There are eight roadside RWIS stations in and around Fairbanks, but they provide data regarding a relatively small slice of the city's roadways. "We needed mobile weather observations to fill in gaps," Schacher says. Those gaps are significant because Fairbanks sits in a valley, so the hillsides just outside town can have very different weather than roads in the city center. A few years ago, Schacher began investigating the use of on-vehicle sensors that could provide the same types of data as the RWIS stations.
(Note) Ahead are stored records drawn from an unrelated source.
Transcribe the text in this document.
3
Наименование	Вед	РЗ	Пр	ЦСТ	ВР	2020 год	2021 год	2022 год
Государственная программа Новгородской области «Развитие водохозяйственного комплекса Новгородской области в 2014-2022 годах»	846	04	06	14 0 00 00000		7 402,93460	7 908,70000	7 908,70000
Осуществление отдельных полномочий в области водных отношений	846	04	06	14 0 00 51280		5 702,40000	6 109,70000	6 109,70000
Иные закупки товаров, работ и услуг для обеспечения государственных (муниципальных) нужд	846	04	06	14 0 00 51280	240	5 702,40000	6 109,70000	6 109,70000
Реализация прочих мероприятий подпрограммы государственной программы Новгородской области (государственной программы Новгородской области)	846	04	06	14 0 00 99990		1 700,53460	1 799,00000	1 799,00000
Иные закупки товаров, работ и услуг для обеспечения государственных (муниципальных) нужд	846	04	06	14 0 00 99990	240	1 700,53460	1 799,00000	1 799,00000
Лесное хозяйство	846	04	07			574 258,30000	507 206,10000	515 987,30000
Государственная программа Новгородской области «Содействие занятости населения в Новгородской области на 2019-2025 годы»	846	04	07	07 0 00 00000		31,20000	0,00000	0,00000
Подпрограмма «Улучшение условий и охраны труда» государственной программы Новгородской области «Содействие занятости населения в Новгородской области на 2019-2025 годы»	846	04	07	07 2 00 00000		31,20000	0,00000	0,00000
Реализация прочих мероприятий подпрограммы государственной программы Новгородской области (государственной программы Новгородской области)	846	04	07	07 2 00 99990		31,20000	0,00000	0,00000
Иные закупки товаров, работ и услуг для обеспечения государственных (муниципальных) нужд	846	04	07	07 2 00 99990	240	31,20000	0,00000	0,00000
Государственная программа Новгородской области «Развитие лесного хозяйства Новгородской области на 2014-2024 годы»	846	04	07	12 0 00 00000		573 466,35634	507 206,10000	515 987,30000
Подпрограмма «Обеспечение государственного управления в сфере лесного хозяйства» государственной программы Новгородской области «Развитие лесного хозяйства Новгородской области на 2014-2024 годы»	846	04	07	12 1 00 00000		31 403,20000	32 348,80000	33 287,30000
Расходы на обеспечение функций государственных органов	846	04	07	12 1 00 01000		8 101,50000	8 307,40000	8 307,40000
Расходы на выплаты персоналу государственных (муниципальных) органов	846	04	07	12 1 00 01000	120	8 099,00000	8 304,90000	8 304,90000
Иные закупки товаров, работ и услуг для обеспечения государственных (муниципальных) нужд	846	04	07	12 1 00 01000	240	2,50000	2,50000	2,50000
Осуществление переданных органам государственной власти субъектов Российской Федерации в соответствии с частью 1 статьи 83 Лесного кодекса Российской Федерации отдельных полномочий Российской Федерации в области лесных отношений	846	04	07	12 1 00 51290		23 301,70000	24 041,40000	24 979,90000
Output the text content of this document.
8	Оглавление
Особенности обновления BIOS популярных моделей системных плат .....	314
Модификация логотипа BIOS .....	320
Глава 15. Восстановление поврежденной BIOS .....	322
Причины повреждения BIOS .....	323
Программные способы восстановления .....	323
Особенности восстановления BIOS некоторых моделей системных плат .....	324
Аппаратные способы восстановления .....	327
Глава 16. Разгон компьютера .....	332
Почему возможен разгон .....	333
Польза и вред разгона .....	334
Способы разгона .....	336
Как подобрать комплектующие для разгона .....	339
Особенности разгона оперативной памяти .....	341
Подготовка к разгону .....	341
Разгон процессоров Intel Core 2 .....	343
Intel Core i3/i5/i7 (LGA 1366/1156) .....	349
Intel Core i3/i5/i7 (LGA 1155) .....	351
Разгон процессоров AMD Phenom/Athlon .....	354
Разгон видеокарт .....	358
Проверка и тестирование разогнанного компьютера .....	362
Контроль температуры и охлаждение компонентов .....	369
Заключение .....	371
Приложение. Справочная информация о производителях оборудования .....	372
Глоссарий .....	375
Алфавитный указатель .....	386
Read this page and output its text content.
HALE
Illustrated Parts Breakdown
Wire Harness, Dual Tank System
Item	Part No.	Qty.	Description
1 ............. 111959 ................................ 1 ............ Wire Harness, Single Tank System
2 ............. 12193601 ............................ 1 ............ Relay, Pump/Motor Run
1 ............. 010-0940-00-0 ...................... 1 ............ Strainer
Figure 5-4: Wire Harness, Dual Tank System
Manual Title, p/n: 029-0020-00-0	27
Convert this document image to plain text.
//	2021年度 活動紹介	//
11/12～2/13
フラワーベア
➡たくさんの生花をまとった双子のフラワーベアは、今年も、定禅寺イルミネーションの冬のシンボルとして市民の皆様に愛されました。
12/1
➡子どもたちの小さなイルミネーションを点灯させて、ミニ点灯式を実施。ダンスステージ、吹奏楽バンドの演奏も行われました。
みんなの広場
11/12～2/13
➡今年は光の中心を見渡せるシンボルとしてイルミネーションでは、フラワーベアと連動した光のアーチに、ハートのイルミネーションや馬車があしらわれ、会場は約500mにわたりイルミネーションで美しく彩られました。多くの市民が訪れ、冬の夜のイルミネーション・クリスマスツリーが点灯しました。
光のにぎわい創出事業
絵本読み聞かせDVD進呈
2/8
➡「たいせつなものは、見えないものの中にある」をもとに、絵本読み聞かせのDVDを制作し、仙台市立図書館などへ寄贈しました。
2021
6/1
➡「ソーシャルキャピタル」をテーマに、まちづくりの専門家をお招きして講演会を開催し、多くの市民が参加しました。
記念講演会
The department initially engaged with an on-vehicle sensor provider (which Schacher declines to name), whose technology was prohibitively expensive and generated data that was difficult to integrate with the MDSS. Then, while attending a conference, Schacher meet a representative from a startup called WeatherCloud. For the past two winters, AKDoT&PF vehicles in Fairbanks have been outfitted with WeatherCloud's sensor modules, which collect and share data on road conditions and weather, and then transmit that information, via a Bluetooth connection, to an app running on the driver's Android phone. If the vehicle is within cellular range, the data is immediately uploaded to WeatherCloud's cloud-based server, where the agency accesses it. If the vehicle is beyond range, the data is stored on the phone and then uploaded as soon as the vehicle comes into range.

"WeatherCloud specializes in ground-truth weather, which is the stuff that satellite data can't give you," says Christy Szoke, the co-founder and CMO of Fathym, a Colorado-based software company that acquired WeatherCloud in 2015. "Road weather can be affected by microclimates and even by cars driving on the road," she explains, which means that just a short distance from a stationary weather station, such as an RWIS station, the road conditions can change significantly. (A microclimate is a small geographic area in which weather tends to be different than the larger region, due to topography, proximity to a large water source, or some other landscape feature. Alaska hosts a number of microclimates—due, in part, to its steep mountain ranges and extensive coastline.)